All Australian states and territories have legislated to established independent anti-corruption bodies. Not so the Commonwealth.

Corrupt behaviour never goes away and Australia’s longest standing anti-corruption body, the NSW Independent Commission Against Corruption (ICAC), knows this only too well. It has always had a full dance card of investigations and over the years it has been responsible for exposing small- and large-scale corrupt behaviour. People have gone to jail. Premiers have lost their jobs.

In its ongoing efforts to prevent corruption, ICAC last month published its report into regulating the activities of lobbyists, “Investigation into the regulation of lobbying, access and influence in NSW”. The report is a follow-up to ICAC’s 2010 report Investigation into corruption risks involved in lobbying, which made 17 recommendations – of which only five of the less consequential were implemented.

This latest report makes important recommendations to deal with pernicious lobbying and undue influence in NSW public administration.

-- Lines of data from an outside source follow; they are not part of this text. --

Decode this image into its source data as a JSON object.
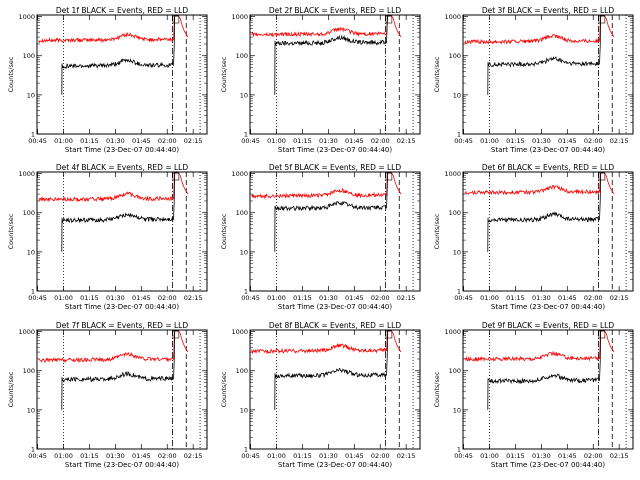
{
  "chart_data": {
    "type": "line",
    "layout": "3x3 grid of panels",
    "x_axis": {
      "label": "Start Time (23-Dec-07 00:44:40)",
      "ticks": [
        "00:45",
        "01:00",
        "01:15",
        "01:30",
        "01:45",
        "02:00",
        "02:15"
      ],
      "range": [
        "00:44:40",
        "02:23:00"
      ]
    },
    "y_axis": {
      "label": "Counts/sec",
      "scale": "log",
      "ticks": [
        "1",
        "10",
        "100",
        "1000"
      ],
      "range": [
        1,
        1100
      ]
    },
    "vertical_markers": [
      {
        "time": "01:00",
        "style": "dotted"
      },
      {
        "time": "02:03",
        "style": "dash-dot"
      },
      {
        "time": "02:11",
        "style": "dashed"
      },
      {
        "time": "02:19",
        "style": "dotted"
      }
    ],
    "series_colors": {
      "events": "#000000",
      "lld": "#ff0000"
    },
    "panels": [
      {
        "title": "Det 1f BLACK = Events, RED = LLD",
        "events_level": 55,
        "lld_level": 250
      },
      {
        "title": "Det 2f BLACK = Events, RED = LLD",
        "events_level": 210,
        "lld_level": 350
      },
      {
        "title": "Det 3f BLACK = Events, RED = LLD",
        "events_level": 60,
        "lld_level": 230
      },
      {
        "title": "Det 4f BLACK = Events, RED = LLD",
        "events_level": 65,
        "lld_level": 220
      },
      {
        "title": "Det 5f BLACK = Events, RED = LLD",
        "events_level": 130,
        "lld_level": 270
      },
      {
        "title": "Det 6f BLACK = Events, RED = LLD",
        "events_level": 65,
        "lld_level": 330
      },
      {
        "title": "Det 7f BLACK = Events, RED = LLD",
        "events_level": 60,
        "lld_level": 190
      },
      {
        "title": "Det 8f BLACK = Events, RED = LLD",
        "events_level": 75,
        "lld_level": 320
      },
      {
        "title": "Det 9f BLACK = Events, RED = LLD",
        "events_level": 55,
        "lld_level": 200
      }
    ],
    "grid": false,
    "legend": "in title"
  }
}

ICAC’s report makes nine key findings. Among them are that new legislation is required to safeguard the public interest against the inherent lobbying risks of corruption and undue influence; a need for a dedicated lobbying commissioner; the obligations and conduct of government officials in processing and determining lobbying proposals should be codified; the definition of lobbyists should be expanded to rope in more lobbying activity; lobbying regulation should be extended to local government; and the movement of certain former public officials between the government sector and lobbying roles should be limited.

ICAC wants real regulation of lobbying with its unfairness and the inherent risks of corruption.

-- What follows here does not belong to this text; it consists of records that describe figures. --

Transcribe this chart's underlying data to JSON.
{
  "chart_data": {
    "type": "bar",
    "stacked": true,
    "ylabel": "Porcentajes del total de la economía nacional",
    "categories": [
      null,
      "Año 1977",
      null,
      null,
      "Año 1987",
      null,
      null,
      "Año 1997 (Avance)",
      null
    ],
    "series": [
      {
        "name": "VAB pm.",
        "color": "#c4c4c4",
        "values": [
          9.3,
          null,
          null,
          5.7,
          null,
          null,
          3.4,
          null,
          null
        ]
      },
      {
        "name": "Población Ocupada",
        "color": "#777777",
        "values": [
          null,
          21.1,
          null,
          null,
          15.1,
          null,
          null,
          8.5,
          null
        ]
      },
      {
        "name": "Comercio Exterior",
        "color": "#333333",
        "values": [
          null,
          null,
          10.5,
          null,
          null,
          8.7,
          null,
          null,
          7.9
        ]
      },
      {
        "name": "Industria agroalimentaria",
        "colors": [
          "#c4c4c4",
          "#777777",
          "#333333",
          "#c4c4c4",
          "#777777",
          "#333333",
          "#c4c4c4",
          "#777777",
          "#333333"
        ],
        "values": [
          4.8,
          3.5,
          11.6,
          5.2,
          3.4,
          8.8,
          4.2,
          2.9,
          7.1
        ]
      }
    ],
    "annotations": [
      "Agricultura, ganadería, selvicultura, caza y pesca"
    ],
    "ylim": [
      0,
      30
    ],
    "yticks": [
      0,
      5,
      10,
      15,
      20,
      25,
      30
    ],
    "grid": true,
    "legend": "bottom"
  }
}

A frequent refrain about politicians’ is that ‘they are only in it for themselves’. While this certainly doesn’t apply to all politicians, there is clear evidence that it does to many. Too many take advantage of the ‘revolving door’ where ministers, staff and senior officials move from government into lobbying. As the Grattan Institute claimed in 2019:

Ministers are more likely to go from politics to lucrative lobbying roles rather than the other way around (a ‘golden escalator’ rather than a revolving door). Since 1990, more than a quarter of former federal ministers or assistant ministers have taken up roles with special interests after political life. Former government officials also make up a large and growing share of commercial lobbyists at the federal level. [p.2]

During the Abbott-Turnbull-Morrison period several high-profile former ministers landed themselves nice little earners in lobbyland, including Julie Bishop, Joe Hockey and Christopher Pine. Bruce Bilson even managed to get himself onto his new employer’s payroll before he left Parliament.

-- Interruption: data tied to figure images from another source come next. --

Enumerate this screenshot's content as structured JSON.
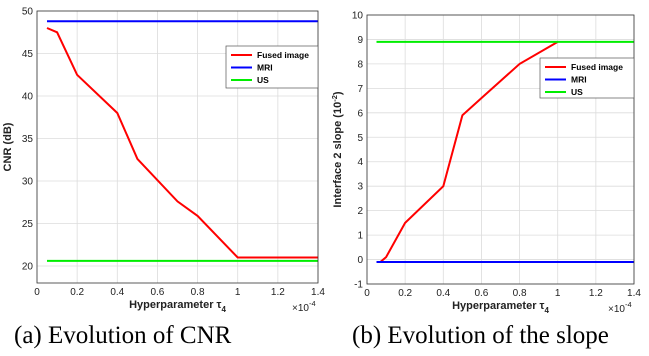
{
  "captions": {
    "a": "(a) Evolution of CNR",
    "b": "(b) Evolution of the slope"
  },
  "chart_data": [
    {
      "type": "line",
      "ylabel": "CNR (dB)",
      "xlabel": "Hyperparameter τ",
      "xlabel_subscript": "4",
      "x_multiplier": "×10",
      "x_multiplier_exp": "-4",
      "xlim": [
        0,
        1.4
      ],
      "ylim": [
        18,
        50
      ],
      "xticks": [
        0,
        0.2,
        0.4,
        0.6,
        0.8,
        1,
        1.2,
        1.4
      ],
      "yticks": [
        20,
        25,
        30,
        35,
        40,
        45,
        50
      ],
      "grid": true,
      "legend_position": "top-right",
      "series": [
        {
          "name": "Fused image",
          "color": "#ff0000",
          "x": [
            0.05,
            0.1,
            0.2,
            0.4,
            0.5,
            0.7,
            0.8,
            1.0,
            1.4
          ],
          "y": [
            48,
            47.5,
            42.5,
            38,
            32.6,
            27.6,
            25.9,
            21,
            21
          ]
        },
        {
          "name": "MRI",
          "color": "#0000ff",
          "x": [
            0.05,
            1.4
          ],
          "y": [
            48.8,
            48.8
          ]
        },
        {
          "name": "US",
          "color": "#00ee00",
          "x": [
            0.05,
            1.4
          ],
          "y": [
            20.6,
            20.6
          ]
        }
      ]
    },
    {
      "type": "line",
      "ylabel": "Interface 2 slope (10",
      "ylabel_exp": "-2",
      "ylabel_end": ")",
      "xlabel": "Hyperparameter τ",
      "xlabel_subscript": "4",
      "x_multiplier": "×10",
      "x_multiplier_exp": "-4",
      "xlim": [
        0,
        1.4
      ],
      "ylim": [
        -1,
        10
      ],
      "xticks": [
        0,
        0.2,
        0.4,
        0.6,
        0.8,
        1,
        1.2,
        1.4
      ],
      "yticks": [
        -1,
        0,
        1,
        2,
        3,
        4,
        5,
        6,
        7,
        8,
        9,
        10
      ],
      "grid": true,
      "legend_position": "top-right",
      "series": [
        {
          "name": "Fused image",
          "color": "#ff0000",
          "x": [
            0.07,
            0.1,
            0.2,
            0.4,
            0.5,
            0.6,
            0.7,
            0.8,
            1.0
          ],
          "y": [
            -0.1,
            0.1,
            1.5,
            3.0,
            5.9,
            6.6,
            7.3,
            8.0,
            8.9
          ]
        },
        {
          "name": "MRI",
          "color": "#0000ff",
          "x": [
            0.05,
            1.4
          ],
          "y": [
            -0.1,
            -0.1
          ]
        },
        {
          "name": "US",
          "color": "#00ee00",
          "x": [
            0.05,
            1.4
          ],
          "y": [
            8.9,
            8.9
          ]
        }
      ]
    }
  ]
}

This behaviour merely reinforces the public’s view that they are only in it for themselves and adds to the cynicism and distrust in government. The Commonwealth has been especially tardy about addressing lobbying, undue influence, and corrupt practice in public administration. It promised a Federal Integrity Commissioner but has yet to act on its own weak proposal, it brushes off highly critical reports of rorting and has become a master of the ‘nothing to see here’ defence.

ICAC’s report affords an opportunity to in part address this cynicism and distrust. It is unclear whether the Berejiklian Government will accept ICAC’s recommendations, but no matter as the report serves as a model for better managing the influence of lobbyists for all jurisdictions, especially the Commonwealth.

Putting in place a tough framework modelled on ICAC’s recommendations would be one sure way of protecting the public interest and strengthening the public’s trust in government.